Go Assembly — Senior¶

1. The mental model in one paragraph¶

Plan 9 assembly is one source, many targets. You write MOVQ a+0(FP), AX and the assembler picks the right encoding for amd64, with parallel mnemonic tables for arm64, riscv64, ppc64, and mips64. The Go ABI is what binds the two worlds: ABI0 (stack-based) is the default for .s files; ABIInternal (register-based, Go 1.17+) is what the compiler emits and what the runtime increasingly uses for hot paths. The toolchain inserts ABI wrappers automatically, but knowing where they sit changes how you write tight code. The runtime is also a participant — write barriers, stack-growth checks, and scheduler preemption all reach into assembly, and assembly can either cooperate or sabotage them.

2. One source, many architectures¶

A single Go package can ship assembly for multiple architectures:

crypto/sha256/
├── sha256.go               // pure-Go fallback
├── sha256block.go          // dispatcher
├── sha256block_amd64.go    // amd64 entry
├── sha256block_amd64.s     // SHA-NI / SSE / AVX paths
├── sha256block_arm64.go
├── sha256block_arm64.s     // ARMv8 SHA extensions
├── sha256block_ppc64x.s
└── sha256block_s390x.s

Each .s file uses Plan 9 syntax but mnemonics from its target ISA. On amd64 you write MOVQ, ADDQ, VPSHUFB; on arm64 you write MOVD, ADD, REV32. The pseudo-registers (SB, FP) and the TEXT directive are the same everywhere.

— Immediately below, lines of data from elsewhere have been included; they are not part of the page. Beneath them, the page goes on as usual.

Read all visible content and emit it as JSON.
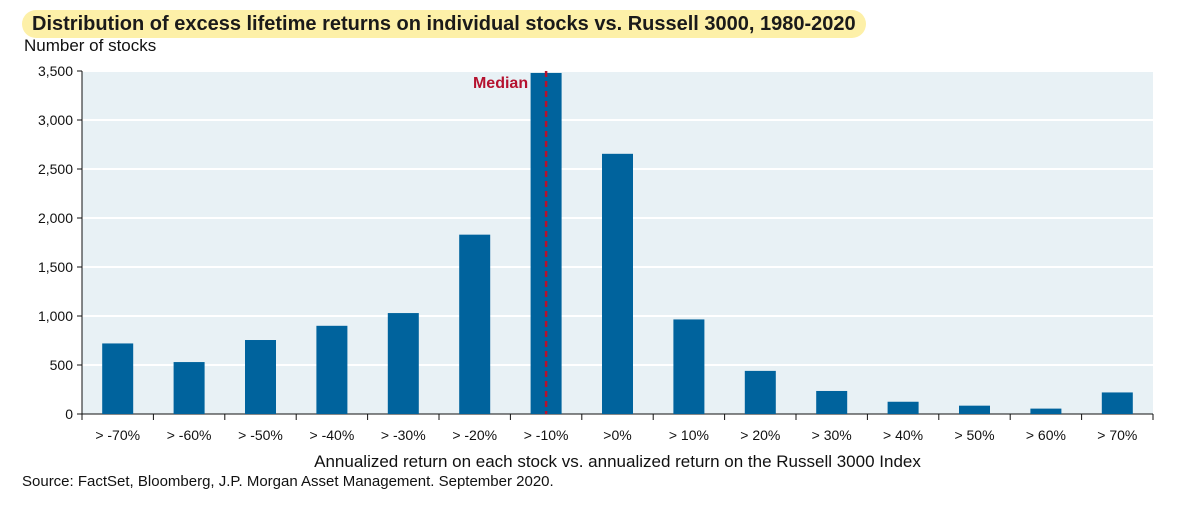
{
  "title": "Distribution of excess lifetime returns on individual stocks vs. Russell 3000, 1980-2020",
  "source": "Source: FactSet, Bloomberg, J.P. Morgan Asset Management. September 2020.",
  "colors": {
    "bar": "#00639d",
    "plot_bg": "#e8f1f5",
    "median": "#b5122f",
    "title_bg": "#fdf0a8"
  },
  "chart_data": {
    "type": "bar",
    "title": "Distribution of excess lifetime returns on individual stocks vs. Russell 3000, 1980-2020",
    "ylabel": "Number of stocks",
    "xlabel": "Annualized return on each stock vs. annualized return on the Russell 3000 Index",
    "categories": [
      "> -70%",
      "> -60%",
      "> -50%",
      "> -40%",
      "> -30%",
      "> -20%",
      "> -10%",
      ">0%",
      "> 10%",
      "> 20%",
      "> 30%",
      "> 40%",
      "> 50%",
      "> 60%",
      "> 70%"
    ],
    "values": [
      720,
      530,
      755,
      900,
      1030,
      1830,
      3480,
      2655,
      965,
      440,
      235,
      125,
      85,
      55,
      220
    ],
    "ylim": [
      0,
      3500
    ],
    "yticks": [
      0,
      500,
      1000,
      1500,
      2000,
      2500,
      3000,
      3500
    ],
    "ytick_labels": [
      "0",
      "500",
      "1,000",
      "1,500",
      "2,000",
      "2,500",
      "3,000",
      "3,500"
    ],
    "grid": true,
    "annotations": [
      {
        "text": "Median",
        "category_index": 6,
        "type": "vertical-dashed-line"
      }
    ]
  }
}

The dispatcher selects at runtime based on CPU features (internal/cpu on stdlib, golang.org/x/sys/cpu for third-party). Cold path stays pure Go; hot path picks the best assembly variant.

3. ABIInternal — the register-based convention¶

Since Go 1.17, the compiler uses ABIInternal for Go-to-Go calls. On amd64, the first nine integer/pointer arguments go in AX, BX, CX, DI, SI, R8, R9, R10, R11. Floats use X0..X14. Return values use the same registers as if the return tuple were appended to the arguments. The frame pointer BP is still saved; R14 holds g (the current goroutine).

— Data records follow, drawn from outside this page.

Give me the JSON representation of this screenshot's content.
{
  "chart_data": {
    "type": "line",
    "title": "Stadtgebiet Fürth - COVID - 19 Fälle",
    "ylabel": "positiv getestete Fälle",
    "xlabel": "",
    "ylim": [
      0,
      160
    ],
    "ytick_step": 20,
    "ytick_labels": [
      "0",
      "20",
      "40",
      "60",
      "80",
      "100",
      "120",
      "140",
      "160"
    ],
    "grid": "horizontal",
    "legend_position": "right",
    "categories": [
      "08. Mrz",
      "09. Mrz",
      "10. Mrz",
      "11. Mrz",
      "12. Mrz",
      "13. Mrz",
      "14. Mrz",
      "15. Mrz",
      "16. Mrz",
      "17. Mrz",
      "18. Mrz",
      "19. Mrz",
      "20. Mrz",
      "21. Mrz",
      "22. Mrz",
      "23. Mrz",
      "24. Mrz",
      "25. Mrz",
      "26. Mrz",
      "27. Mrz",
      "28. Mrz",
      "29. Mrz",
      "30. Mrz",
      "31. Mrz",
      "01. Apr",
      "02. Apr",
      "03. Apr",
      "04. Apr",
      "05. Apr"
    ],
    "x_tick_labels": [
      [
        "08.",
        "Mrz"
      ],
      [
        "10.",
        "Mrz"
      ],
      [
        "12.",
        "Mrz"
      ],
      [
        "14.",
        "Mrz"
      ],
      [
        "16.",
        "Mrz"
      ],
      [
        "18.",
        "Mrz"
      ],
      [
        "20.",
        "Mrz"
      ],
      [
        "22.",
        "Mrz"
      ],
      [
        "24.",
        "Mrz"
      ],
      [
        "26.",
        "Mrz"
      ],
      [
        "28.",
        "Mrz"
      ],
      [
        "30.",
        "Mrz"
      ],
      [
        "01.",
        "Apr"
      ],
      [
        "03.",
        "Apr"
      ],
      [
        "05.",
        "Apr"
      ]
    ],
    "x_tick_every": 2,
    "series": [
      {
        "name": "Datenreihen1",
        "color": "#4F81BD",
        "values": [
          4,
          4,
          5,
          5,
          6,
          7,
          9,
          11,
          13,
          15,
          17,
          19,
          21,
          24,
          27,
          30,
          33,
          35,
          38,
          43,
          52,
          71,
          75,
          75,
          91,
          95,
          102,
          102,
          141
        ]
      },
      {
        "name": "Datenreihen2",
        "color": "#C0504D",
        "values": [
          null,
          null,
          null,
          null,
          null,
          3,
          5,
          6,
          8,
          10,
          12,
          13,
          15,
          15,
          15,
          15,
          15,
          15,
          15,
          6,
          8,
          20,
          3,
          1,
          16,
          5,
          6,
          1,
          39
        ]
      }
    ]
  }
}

Assembly defaults to ABI0 — args on the stack at FP offsets. Two practical implications:

Calling Go from ABI0 assembly. The toolchain inserts a wrapper that reads your FP-laid-out args and loads the appropriate registers for the Go callee. You don't write it; you just pay the wrapper's couple of MOVs.
Opting assembly into ABIInternal. Append <ABIInternal> to the symbol:

TEXT ·Add<ABIInternal>(SB), NOSPLIT, $0-24
    ADDQ BX, AX        // args in AX, BX; return in AX
    RET

You get zero-overhead calls from Go, but you must follow the convention precisely — wrong register, wrong result. Reserved for tight bridges. The convention is documented in src/cmd/compile/abi-internal.md and is explicitly not stable across Go versions, so most projects target ABI0.

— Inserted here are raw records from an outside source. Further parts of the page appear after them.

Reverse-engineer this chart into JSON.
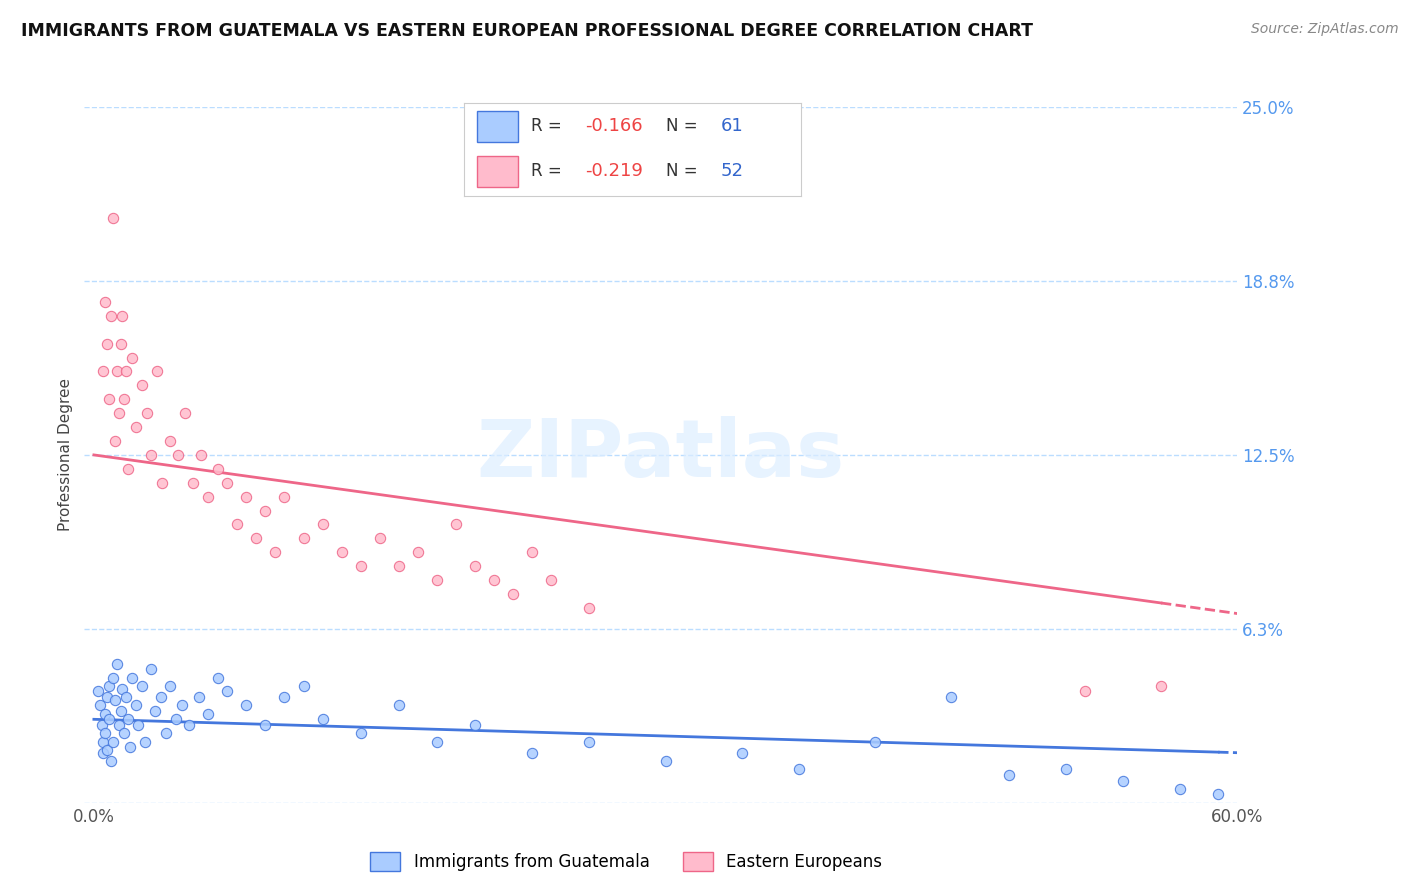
{
  "title": "IMMIGRANTS FROM GUATEMALA VS EASTERN EUROPEAN PROFESSIONAL DEGREE CORRELATION CHART",
  "source": "Source: ZipAtlas.com",
  "ylabel": "Professional Degree",
  "series1_label": "Immigrants from Guatemala",
  "series2_label": "Eastern Europeans",
  "R1": -0.166,
  "N1": 61,
  "R2": -0.219,
  "N2": 52,
  "color1": "#aaccff",
  "color2": "#ffbbcc",
  "line1_color": "#4477dd",
  "line2_color": "#ee6688",
  "watermark_text": "ZIPatlas",
  "watermark_color": "#ddeeff",
  "xlim": [
    0.0,
    0.6
  ],
  "ylim": [
    0.0,
    0.25
  ],
  "ytick_vals": [
    0.0,
    0.0625,
    0.125,
    0.1875,
    0.25
  ],
  "ytick_labels": [
    "",
    "6.3%",
    "12.5%",
    "18.8%",
    "25.0%"
  ],
  "xtick_vals": [
    0.0,
    0.6
  ],
  "xtick_labels": [
    "0.0%",
    "60.0%"
  ],
  "background_color": "#ffffff",
  "grid_color": "#bbddff",
  "title_color": "#111111",
  "source_color": "#888888",
  "ylabel_color": "#444444",
  "tick_color": "#5599ee",
  "legend_R_color": "#ee4444",
  "legend_N_color": "#3366cc",
  "legend_text_color": "#333333",
  "line1_intercept": 0.03,
  "line1_slope": -0.02,
  "line2_intercept": 0.125,
  "line2_slope": -0.095,
  "s1_x": [
    0.002,
    0.003,
    0.004,
    0.005,
    0.005,
    0.006,
    0.006,
    0.007,
    0.007,
    0.008,
    0.008,
    0.009,
    0.01,
    0.01,
    0.011,
    0.012,
    0.013,
    0.014,
    0.015,
    0.016,
    0.017,
    0.018,
    0.019,
    0.02,
    0.022,
    0.023,
    0.025,
    0.027,
    0.03,
    0.032,
    0.035,
    0.038,
    0.04,
    0.043,
    0.046,
    0.05,
    0.055,
    0.06,
    0.065,
    0.07,
    0.08,
    0.09,
    0.1,
    0.11,
    0.12,
    0.14,
    0.16,
    0.18,
    0.2,
    0.23,
    0.26,
    0.3,
    0.34,
    0.37,
    0.41,
    0.45,
    0.48,
    0.51,
    0.54,
    0.57,
    0.59
  ],
  "s1_y": [
    0.04,
    0.035,
    0.028,
    0.022,
    0.018,
    0.032,
    0.025,
    0.038,
    0.019,
    0.042,
    0.03,
    0.015,
    0.045,
    0.022,
    0.037,
    0.05,
    0.028,
    0.033,
    0.041,
    0.025,
    0.038,
    0.03,
    0.02,
    0.045,
    0.035,
    0.028,
    0.042,
    0.022,
    0.048,
    0.033,
    0.038,
    0.025,
    0.042,
    0.03,
    0.035,
    0.028,
    0.038,
    0.032,
    0.045,
    0.04,
    0.035,
    0.028,
    0.038,
    0.042,
    0.03,
    0.025,
    0.035,
    0.022,
    0.028,
    0.018,
    0.022,
    0.015,
    0.018,
    0.012,
    0.022,
    0.038,
    0.01,
    0.012,
    0.008,
    0.005,
    0.003
  ],
  "s2_x": [
    0.005,
    0.006,
    0.007,
    0.008,
    0.009,
    0.01,
    0.011,
    0.012,
    0.013,
    0.014,
    0.015,
    0.016,
    0.017,
    0.018,
    0.02,
    0.022,
    0.025,
    0.028,
    0.03,
    0.033,
    0.036,
    0.04,
    0.044,
    0.048,
    0.052,
    0.056,
    0.06,
    0.065,
    0.07,
    0.075,
    0.08,
    0.085,
    0.09,
    0.095,
    0.1,
    0.11,
    0.12,
    0.13,
    0.14,
    0.15,
    0.16,
    0.17,
    0.18,
    0.19,
    0.2,
    0.21,
    0.22,
    0.23,
    0.24,
    0.26,
    0.52,
    0.56
  ],
  "s2_y": [
    0.155,
    0.18,
    0.165,
    0.145,
    0.175,
    0.21,
    0.13,
    0.155,
    0.14,
    0.165,
    0.175,
    0.145,
    0.155,
    0.12,
    0.16,
    0.135,
    0.15,
    0.14,
    0.125,
    0.155,
    0.115,
    0.13,
    0.125,
    0.14,
    0.115,
    0.125,
    0.11,
    0.12,
    0.115,
    0.1,
    0.11,
    0.095,
    0.105,
    0.09,
    0.11,
    0.095,
    0.1,
    0.09,
    0.085,
    0.095,
    0.085,
    0.09,
    0.08,
    0.1,
    0.085,
    0.08,
    0.075,
    0.09,
    0.08,
    0.07,
    0.04,
    0.042
  ]
}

4. Stack-growth checks and split stacks¶

Every non-NOSPLIT function starts with a small prologue:

CMPQ SP, 16(R14)       ; compare SP against g.stackguard
JLS  morestack

If SP would drop below g.stackguard after subtracting the frame size, the runtime calls runtime.morestack, allocates a larger stack, copies the old stack into the new one (rewriting pointers per the metadata in the function's stack map), and resumes. This is what lets goroutines start with 2 KiB stacks and grow on demand.

NOSPLIT skips this check. It's required for:

Functions called by the runtime in stack-sensitive contexts (signal handlers, the scheduler itself).
Tiny leaf functions where the prologue dwarfs the body.

It's dangerous because:

If you exceed the budget (~792 bytes on amd64, less on some arches), the linker errors.
If you call into Go that itself might morestack, you can blow the stack and crash undetected.

The linker enforces a transitive budget for NOSPLIT chains. If A NOSPLIT → B NOSPLIT → C NOSPLIT, the sum of their frames must fit. Adding a frame later can break the build of an entirely different function.

5. Write barriers in assembly¶

Go's GC is concurrent, with a hybrid write barrier that shades both the old and new pointer values on a pointer store during marking. The Go compiler emits the barrier automatically. Assembly does not — you must call into the runtime explicitly when storing a pointer to memory the GC might trace:

// Stores ptr into *slot. Slot is in heap memory.
MOVQ slot+8(FP), DI
MOVQ ptr+16(FP), SI
CALL runtime·gcWriteBarrier(SB)   // expects DI=slot, SI=val

There's a runtime helper for this exact purpose. Skipping it during a GC mark phase yields a use-after-free in the GC: a freshly stored pointer may not be marked, the object it points to may be reclaimed, and a subsequent dereference reads garbage.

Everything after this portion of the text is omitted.